Bastante más se puede
informar si el tono deja de ser el oficial. El caso “Badaro”,
que genera esta acción del gobierno, es el pilar del
reclamo de miles y miles de jubilados de todo el país que
exigen la movilidad de los haberes a partir del 82 por
ciento (en relación con el salario que cobra la persona
que hoy ocupa el puesto dejado vacante por el jubilado).
¿Será causal que en
muchas de las noticias escritas sobre este proyecto de
aumento de las jubilaciones no aparezcan cifras de
bolsillo?

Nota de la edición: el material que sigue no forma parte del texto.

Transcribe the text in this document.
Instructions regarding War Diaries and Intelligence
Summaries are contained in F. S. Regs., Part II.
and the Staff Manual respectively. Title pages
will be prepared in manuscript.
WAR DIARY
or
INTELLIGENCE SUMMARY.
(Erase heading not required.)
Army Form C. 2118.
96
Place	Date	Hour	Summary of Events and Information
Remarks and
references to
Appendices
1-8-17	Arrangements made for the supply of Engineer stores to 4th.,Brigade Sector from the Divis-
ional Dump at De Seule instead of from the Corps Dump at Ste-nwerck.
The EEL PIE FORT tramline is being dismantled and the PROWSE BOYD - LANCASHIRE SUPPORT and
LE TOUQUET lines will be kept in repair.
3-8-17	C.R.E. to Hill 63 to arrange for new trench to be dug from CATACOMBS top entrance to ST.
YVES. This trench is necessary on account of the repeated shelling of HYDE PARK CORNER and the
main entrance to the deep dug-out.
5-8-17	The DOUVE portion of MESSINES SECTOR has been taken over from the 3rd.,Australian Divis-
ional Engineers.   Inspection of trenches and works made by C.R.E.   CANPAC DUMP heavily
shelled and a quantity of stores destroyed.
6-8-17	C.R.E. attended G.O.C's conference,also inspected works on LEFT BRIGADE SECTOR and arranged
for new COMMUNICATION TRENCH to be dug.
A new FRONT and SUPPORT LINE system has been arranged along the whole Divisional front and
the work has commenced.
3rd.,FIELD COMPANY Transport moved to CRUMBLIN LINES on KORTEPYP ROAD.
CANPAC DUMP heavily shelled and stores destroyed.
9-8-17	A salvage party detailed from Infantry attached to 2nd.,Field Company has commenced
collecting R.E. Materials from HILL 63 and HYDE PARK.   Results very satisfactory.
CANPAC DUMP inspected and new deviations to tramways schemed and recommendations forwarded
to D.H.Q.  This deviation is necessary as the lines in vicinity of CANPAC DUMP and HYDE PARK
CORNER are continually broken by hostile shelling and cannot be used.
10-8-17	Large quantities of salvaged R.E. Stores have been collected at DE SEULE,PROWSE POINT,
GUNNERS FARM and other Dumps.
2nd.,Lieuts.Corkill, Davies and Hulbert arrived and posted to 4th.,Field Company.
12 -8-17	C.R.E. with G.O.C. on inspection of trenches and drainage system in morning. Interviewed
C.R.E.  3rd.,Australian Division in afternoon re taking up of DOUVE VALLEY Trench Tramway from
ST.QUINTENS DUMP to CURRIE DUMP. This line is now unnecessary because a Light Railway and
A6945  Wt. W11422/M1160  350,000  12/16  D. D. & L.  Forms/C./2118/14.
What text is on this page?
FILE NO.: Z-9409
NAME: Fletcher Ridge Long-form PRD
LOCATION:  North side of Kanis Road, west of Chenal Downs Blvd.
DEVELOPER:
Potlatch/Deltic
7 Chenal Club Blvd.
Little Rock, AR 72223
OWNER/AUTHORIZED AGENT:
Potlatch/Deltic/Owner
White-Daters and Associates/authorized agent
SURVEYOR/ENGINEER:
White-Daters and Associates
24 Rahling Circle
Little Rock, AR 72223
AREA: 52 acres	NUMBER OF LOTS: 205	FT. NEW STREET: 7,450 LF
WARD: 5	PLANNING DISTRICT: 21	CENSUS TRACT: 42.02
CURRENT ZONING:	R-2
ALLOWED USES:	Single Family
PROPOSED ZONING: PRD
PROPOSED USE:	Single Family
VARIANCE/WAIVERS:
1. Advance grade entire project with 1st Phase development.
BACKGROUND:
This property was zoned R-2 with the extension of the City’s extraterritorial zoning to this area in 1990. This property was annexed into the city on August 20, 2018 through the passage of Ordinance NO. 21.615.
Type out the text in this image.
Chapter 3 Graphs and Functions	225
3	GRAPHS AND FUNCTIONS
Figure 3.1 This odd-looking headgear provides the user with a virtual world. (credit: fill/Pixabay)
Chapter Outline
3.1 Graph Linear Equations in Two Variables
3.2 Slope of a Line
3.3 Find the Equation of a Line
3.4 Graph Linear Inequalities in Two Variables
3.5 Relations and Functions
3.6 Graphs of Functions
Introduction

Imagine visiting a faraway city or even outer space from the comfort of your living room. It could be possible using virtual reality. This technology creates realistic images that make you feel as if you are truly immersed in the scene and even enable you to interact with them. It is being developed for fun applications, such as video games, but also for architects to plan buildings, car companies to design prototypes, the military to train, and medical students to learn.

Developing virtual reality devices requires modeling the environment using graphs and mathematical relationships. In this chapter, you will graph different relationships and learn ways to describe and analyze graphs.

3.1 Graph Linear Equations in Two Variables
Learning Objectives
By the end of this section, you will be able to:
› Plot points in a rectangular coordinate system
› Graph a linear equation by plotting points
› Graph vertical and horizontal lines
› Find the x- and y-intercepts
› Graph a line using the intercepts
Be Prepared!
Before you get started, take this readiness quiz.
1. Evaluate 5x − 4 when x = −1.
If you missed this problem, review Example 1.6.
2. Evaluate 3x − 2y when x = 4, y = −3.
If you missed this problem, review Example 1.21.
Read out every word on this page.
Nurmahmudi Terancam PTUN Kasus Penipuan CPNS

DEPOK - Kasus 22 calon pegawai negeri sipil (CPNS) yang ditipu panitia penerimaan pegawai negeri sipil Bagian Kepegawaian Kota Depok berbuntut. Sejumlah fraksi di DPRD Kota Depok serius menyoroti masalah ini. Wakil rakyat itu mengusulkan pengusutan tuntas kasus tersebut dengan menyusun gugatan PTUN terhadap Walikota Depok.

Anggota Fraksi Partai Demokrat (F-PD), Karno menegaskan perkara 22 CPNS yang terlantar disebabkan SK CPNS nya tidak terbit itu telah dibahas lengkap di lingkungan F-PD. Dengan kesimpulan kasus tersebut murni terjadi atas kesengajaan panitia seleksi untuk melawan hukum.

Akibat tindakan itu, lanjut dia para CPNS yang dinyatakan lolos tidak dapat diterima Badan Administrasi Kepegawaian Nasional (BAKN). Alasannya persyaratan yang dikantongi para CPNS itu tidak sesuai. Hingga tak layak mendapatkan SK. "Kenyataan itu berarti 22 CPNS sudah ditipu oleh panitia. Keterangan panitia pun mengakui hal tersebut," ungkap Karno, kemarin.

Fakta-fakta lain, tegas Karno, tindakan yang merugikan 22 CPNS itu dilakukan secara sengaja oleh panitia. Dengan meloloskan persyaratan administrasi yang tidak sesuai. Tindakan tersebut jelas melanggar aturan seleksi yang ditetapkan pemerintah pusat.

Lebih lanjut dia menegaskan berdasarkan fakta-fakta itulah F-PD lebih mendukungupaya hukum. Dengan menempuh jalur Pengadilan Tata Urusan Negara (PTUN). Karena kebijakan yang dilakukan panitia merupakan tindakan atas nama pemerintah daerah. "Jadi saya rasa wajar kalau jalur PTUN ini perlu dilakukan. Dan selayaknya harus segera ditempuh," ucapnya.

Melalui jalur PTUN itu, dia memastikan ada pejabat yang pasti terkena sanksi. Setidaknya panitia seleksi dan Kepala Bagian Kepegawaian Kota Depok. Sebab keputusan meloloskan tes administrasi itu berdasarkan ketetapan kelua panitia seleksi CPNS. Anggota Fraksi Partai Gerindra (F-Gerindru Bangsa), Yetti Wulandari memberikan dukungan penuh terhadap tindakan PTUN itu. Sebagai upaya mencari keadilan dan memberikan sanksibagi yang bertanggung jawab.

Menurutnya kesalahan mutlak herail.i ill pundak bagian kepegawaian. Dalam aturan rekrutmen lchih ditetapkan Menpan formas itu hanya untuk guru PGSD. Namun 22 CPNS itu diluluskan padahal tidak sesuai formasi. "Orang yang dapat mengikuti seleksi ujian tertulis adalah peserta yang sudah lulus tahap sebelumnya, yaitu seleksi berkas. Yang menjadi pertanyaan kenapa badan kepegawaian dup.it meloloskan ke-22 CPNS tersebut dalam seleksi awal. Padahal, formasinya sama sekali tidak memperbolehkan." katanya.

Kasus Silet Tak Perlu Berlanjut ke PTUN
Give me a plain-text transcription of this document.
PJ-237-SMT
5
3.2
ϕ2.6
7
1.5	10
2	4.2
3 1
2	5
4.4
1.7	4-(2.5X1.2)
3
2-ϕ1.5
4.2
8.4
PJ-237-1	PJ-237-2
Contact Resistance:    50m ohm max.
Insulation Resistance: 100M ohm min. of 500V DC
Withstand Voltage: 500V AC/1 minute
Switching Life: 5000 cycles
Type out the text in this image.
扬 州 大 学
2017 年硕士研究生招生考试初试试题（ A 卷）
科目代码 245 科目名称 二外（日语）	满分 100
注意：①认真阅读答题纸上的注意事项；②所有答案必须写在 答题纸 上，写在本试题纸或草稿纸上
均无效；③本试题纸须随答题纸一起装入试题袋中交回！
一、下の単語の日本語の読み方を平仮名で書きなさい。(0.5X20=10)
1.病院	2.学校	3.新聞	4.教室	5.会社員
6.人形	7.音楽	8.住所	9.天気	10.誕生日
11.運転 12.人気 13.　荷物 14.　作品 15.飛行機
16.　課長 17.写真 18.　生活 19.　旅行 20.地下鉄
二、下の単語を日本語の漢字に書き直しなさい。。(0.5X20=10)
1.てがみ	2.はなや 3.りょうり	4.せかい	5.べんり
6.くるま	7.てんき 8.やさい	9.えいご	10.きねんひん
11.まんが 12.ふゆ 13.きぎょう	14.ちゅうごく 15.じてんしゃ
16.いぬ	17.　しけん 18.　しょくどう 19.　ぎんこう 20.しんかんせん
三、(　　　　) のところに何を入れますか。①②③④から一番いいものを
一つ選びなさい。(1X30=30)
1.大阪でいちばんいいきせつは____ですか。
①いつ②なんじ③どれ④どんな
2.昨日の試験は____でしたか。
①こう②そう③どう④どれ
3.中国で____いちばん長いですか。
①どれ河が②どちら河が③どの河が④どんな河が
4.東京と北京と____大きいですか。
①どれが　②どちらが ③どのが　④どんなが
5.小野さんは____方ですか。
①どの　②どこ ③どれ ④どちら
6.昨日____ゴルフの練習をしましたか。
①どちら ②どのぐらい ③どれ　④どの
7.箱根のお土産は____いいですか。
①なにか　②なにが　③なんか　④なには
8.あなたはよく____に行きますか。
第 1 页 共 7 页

Con el aumento, que recién se haría realidad
en septiembre de 2009 en inocente coincidencia con las
próximas elecciones, los haberes mínimos de los
jubilados apenas se estarían arrimando a los 1.000 pesos
mensuales.
También se difundió
esta semana el acuerdo del Consejo del Salario, instancia
de discusión en la que participaron el Ministerio de
Trabajo de la Nación, la CGT, la Unión Industrial, las
cámaras de Comercio y Construcción, las pequeñas y
medianas empresas, la Bolsa y las cuatro entidades del
agro.
Se acordó que el ingreso
mínimo ascienda un 26,5 por ciento a partir de agosto (de
los 980 pesos actuales se pasará a 1.200 pesos en ese mes
y a 1.240 pesos en diciembre).
En tono oficial, la
noticia indica que el gobierno se muestra atento al
incremento en el costo de vida, más allá de las
polémicas cifras del INDEC. Y busca mejorar el ingreso
real de los asalariados.
Bastante más se puede
informar si el tono deja de ser el oficial. La noticia,
aunque positiva, ofrece un dato irrefutable: aún
partiendo de los retorcidos cálculos oficiales, el
salario se posa apenas por encima del valor de la canasta
básica de alimentos que determina quién camina por
encima o por debajo de la línea de la pobreza, que hoy se
estima rondando los 1.000 pesos.
El anuncio, además, deja
desamparado a una importante porción de los trabajadores.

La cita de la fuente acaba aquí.